L’ère de la bizarrerie
Malgré la polémique, NewJeans ont pris la tête des classements coréens depuis des mois, pour ne plus jamais laisser la quitter. Et un nouveau titre furieusement romantique et mélancolique, “Ditto”, vient cueillir les derniers réfractaires à la fin de l’année 2022. Le titre est accompagné de deux MV différents, qui déroulent l’étrange histoire d’une lycéenne qui passe son temps avec les filles du groupe et se filme des souvenirs de leur vie scolaire.
L’ambiance à la fois bizarre, inquiétante et nostalgique des deux MV, montés différemment comme les deux facettes d’un scénario diffracté, met les fans dans tous leurs états. On ne comprend pas tout à fait ce qui se déroule sous nos yeux, et sur les forums, chaque fan partage sa théorie, allant du macabre aux scénarios les plus farfelus. La présence de l’actrice Park Ji Hoo (de la série All of Us are Dead) au casting accentue encore l’excitation autour de la signification mystérieuse du MV.

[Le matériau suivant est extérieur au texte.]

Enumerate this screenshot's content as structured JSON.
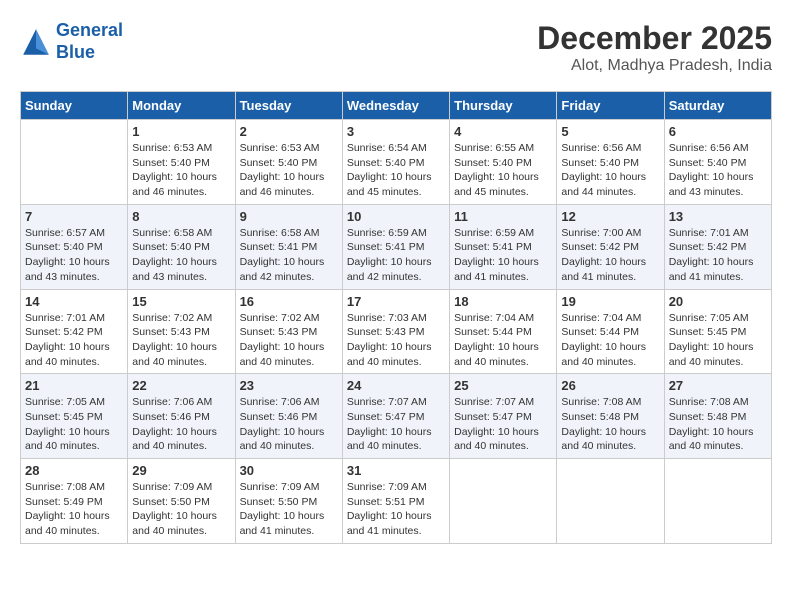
{
  "header": {
    "logo_line1": "General",
    "logo_line2": "Blue",
    "month": "December 2025",
    "location": "Alot, Madhya Pradesh, India"
  },
  "days_of_week": [
    "Sunday",
    "Monday",
    "Tuesday",
    "Wednesday",
    "Thursday",
    "Friday",
    "Saturday"
  ],
  "weeks": [
    [
      {
        "day": "",
        "info": ""
      },
      {
        "day": "1",
        "info": "Sunrise: 6:53 AM\nSunset: 5:40 PM\nDaylight: 10 hours\nand 46 minutes."
      },
      {
        "day": "2",
        "info": "Sunrise: 6:53 AM\nSunset: 5:40 PM\nDaylight: 10 hours\nand 46 minutes."
      },
      {
        "day": "3",
        "info": "Sunrise: 6:54 AM\nSunset: 5:40 PM\nDaylight: 10 hours\nand 45 minutes."
      },
      {
        "day": "4",
        "info": "Sunrise: 6:55 AM\nSunset: 5:40 PM\nDaylight: 10 hours\nand 45 minutes."
      },
      {
        "day": "5",
        "info": "Sunrise: 6:56 AM\nSunset: 5:40 PM\nDaylight: 10 hours\nand 44 minutes."
      },
      {
        "day": "6",
        "info": "Sunrise: 6:56 AM\nSunset: 5:40 PM\nDaylight: 10 hours\nand 43 minutes."
      }
    ],
    [
      {
        "day": "7",
        "info": "Sunrise: 6:57 AM\nSunset: 5:40 PM\nDaylight: 10 hours\nand 43 minutes."
      },
      {
        "day": "8",
        "info": "Sunrise: 6:58 AM\nSunset: 5:40 PM\nDaylight: 10 hours\nand 43 minutes."
      },
      {
        "day": "9",
        "info": "Sunrise: 6:58 AM\nSunset: 5:41 PM\nDaylight: 10 hours\nand 42 minutes."
      },
      {
        "day": "10",
        "info": "Sunrise: 6:59 AM\nSunset: 5:41 PM\nDaylight: 10 hours\nand 42 minutes."
      },
      {
        "day": "11",
        "info": "Sunrise: 6:59 AM\nSunset: 5:41 PM\nDaylight: 10 hours\nand 41 minutes."
      },
      {
        "day": "12",
        "info": "Sunrise: 7:00 AM\nSunset: 5:42 PM\nDaylight: 10 hours\nand 41 minutes."
      },
      {
        "day": "13",
        "info": "Sunrise: 7:01 AM\nSunset: 5:42 PM\nDaylight: 10 hours\nand 41 minutes."
      }
    ],
    [
      {
        "day": "14",
        "info": "Sunrise: 7:01 AM\nSunset: 5:42 PM\nDaylight: 10 hours\nand 40 minutes."
      },
      {
        "day": "15",
        "info": "Sunrise: 7:02 AM\nSunset: 5:43 PM\nDaylight: 10 hours\nand 40 minutes."
      },
      {
        "day": "16",
        "info": "Sunrise: 7:02 AM\nSunset: 5:43 PM\nDaylight: 10 hours\nand 40 minutes."
      },
      {
        "day": "17",
        "info": "Sunrise: 7:03 AM\nSunset: 5:43 PM\nDaylight: 10 hours\nand 40 minutes."
      },
      {
        "day": "18",
        "info": "Sunrise: 7:04 AM\nSunset: 5:44 PM\nDaylight: 10 hours\nand 40 minutes."
      },
      {
        "day": "19",
        "info": "Sunrise: 7:04 AM\nSunset: 5:44 PM\nDaylight: 10 hours\nand 40 minutes."
      },
      {
        "day": "20",
        "info": "Sunrise: 7:05 AM\nSunset: 5:45 PM\nDaylight: 10 hours\nand 40 minutes."
      }
    ],
    [
      {
        "day": "21",
        "info": "Sunrise: 7:05 AM\nSunset: 5:45 PM\nDaylight: 10 hours\nand 40 minutes."
      },
      {
        "day": "22",
        "info": "Sunrise: 7:06 AM\nSunset: 5:46 PM\nDaylight: 10 hours\nand 40 minutes."
      },
      {
        "day": "23",
        "info": "Sunrise: 7:06 AM\nSunset: 5:46 PM\nDaylight: 10 hours\nand 40 minutes."
      },
      {
        "day": "24",
        "info": "Sunrise: 7:07 AM\nSunset: 5:47 PM\nDaylight: 10 hours\nand 40 minutes."
      },
      {
        "day": "25",
        "info": "Sunrise: 7:07 AM\nSunset: 5:47 PM\nDaylight: 10 hours\nand 40 minutes."
      },
      {
        "day": "26",
        "info": "Sunrise: 7:08 AM\nSunset: 5:48 PM\nDaylight: 10 hours\nand 40 minutes."
      },
      {
        "day": "27",
        "info": "Sunrise: 7:08 AM\nSunset: 5:48 PM\nDaylight: 10 hours\nand 40 minutes."
      }
    ],
    [
      {
        "day": "28",
        "info": "Sunrise: 7:08 AM\nSunset: 5:49 PM\nDaylight: 10 hours\nand 40 minutes."
      },
      {
        "day": "29",
        "info": "Sunrise: 7:09 AM\nSunset: 5:50 PM\nDaylight: 10 hours\nand 40 minutes."
      },
      {
        "day": "30",
        "info": "Sunrise: 7:09 AM\nSunset: 5:50 PM\nDaylight: 10 hours\nand 41 minutes."
      },
      {
        "day": "31",
        "info": "Sunrise: 7:09 AM\nSunset: 5:51 PM\nDaylight: 10 hours\nand 41 minutes."
      },
      {
        "day": "",
        "info": ""
      },
      {
        "day": "",
        "info": ""
      },
      {
        "day": "",
        "info": ""
      }
    ]
  ]
}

Au final, on apprendra dans une interview du réalisateur que le clip est une allégorie sur les relations entre les fans et leurs idols.
Quelques semaines plus tard, c’est la vidéo d’un nouveau titre, “OMG”, qui relance les débats. On y voit les filles de NewJeans dans la salle de repos d’un hôpital psychiatrique, chacune se battant avec son imagination délirante. A mi-chemin entre l’étrangeté et le clin d’oeil méta, le clip (apparemment inspiré du film I’m a Cyborg but that’s OK) est une succession de messages codés adressés aux fans et aux haters du groupe.
Parmi ces messages, celui de la toute fin du clip, s’adresse à la horde de fans qui s’étaient plaint du caractère salace de “Cookie”, et de l’ambiance lugubre du clip de “Ditto”. En faisant passer les commentaires haineux des réseaux pour des épisodes psychotiques de malades mentaux, Min Hee-jin règle ses comptes une bonne fois pour toutes avec ses détracteurs.
On l’aura compris, NewJeans est donc bien plus qu’un groupe de k-pop comme les autres. Seulement six mois se sont écoulés depuis leur lancement, et déjà on peut voir les visuels, le message et le son évoluer progressivement vers quelque chose de plus sophistiqué et barré. C’est devenu flagrant : avec NewJeans, Min Hee-jin veut instaurer une conversation entre les fans, l’industrie et les artistes, par le biais d’une musique excitante et de vidéos aux concepts innovants.
Adulée pour son acuité artistique, ou détestée pour avoir fait de NewJeans des marionnettes au service de sa vision de démiurge revancharde, Min Hee-jin a en tout cas fait exploser les limites du genre : jamais auparavant des artistes k-pop ne s’étaient aventurés sur des territoires et des thématiques d’habitude réservés aux artistes ou cinéastes indépendants. Désormais, les fans et toute l’industrie musicale ont hâte de voir quelle direction prendra le groupe ces prochains mois, et quel sera le nouveau statement de la grande patronne de la k-pop.